Bette put down her fork and pushed away her plate. Leaning back in her seat, she thought a moment before suggesting, "maybe that's the idea..."
It was nine o'clock Friday night and George and Bette were camped out on Crocker Construction Supply property. They had a clear view of the old warehouse however they themselves were hidden by a large clump of bushes.
Like clockwork, the party at dusk and it wasn't long before there were at least two dozen kids present. After an hour or so, a car pulled in behind the far warehouse. George recognized it as Frank Crocker's.
Frank jumped out of the car followed by his brother, John. "You're trespassing on private property," Frank hollered. "Clear off before I call the police!"
Like bugs surprised by a bright light, the teenagers scurried off.
George and Bette watched as the Crocker boys pulled dry brush closer to the building. They saw Frank light a cigarette and toss it into the pile. Several more cigarettes were lit and they, too, were added to the make-shift kindling. Soon a blaze began to roar.
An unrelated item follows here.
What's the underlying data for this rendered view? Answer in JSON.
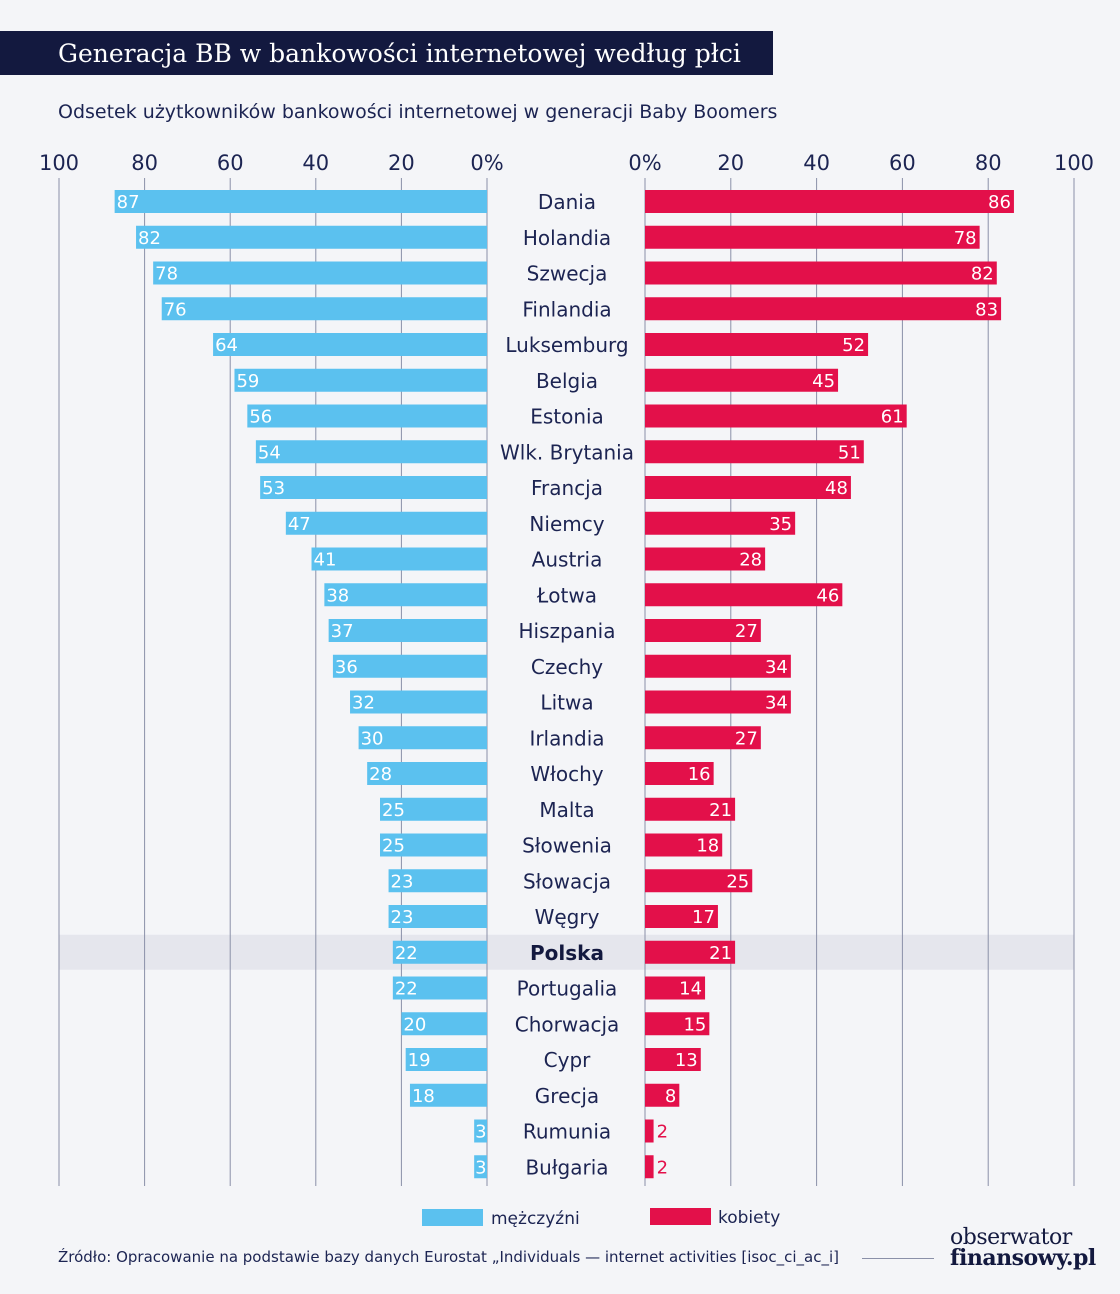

Police cars pulled into the supply yard before the flames reached the building. As they did, George and Bette emerged from their hiding spot.
George held up his cell phone and yelled over to the Crockers. "Hey Boss! I know you said not to call the police about the parties but since you fired me, I don't take orders from you anymore. Good think I called, too. Insurance people wouldn't be too happy if that old warehouse caught fire holding all that inventory now, would they?"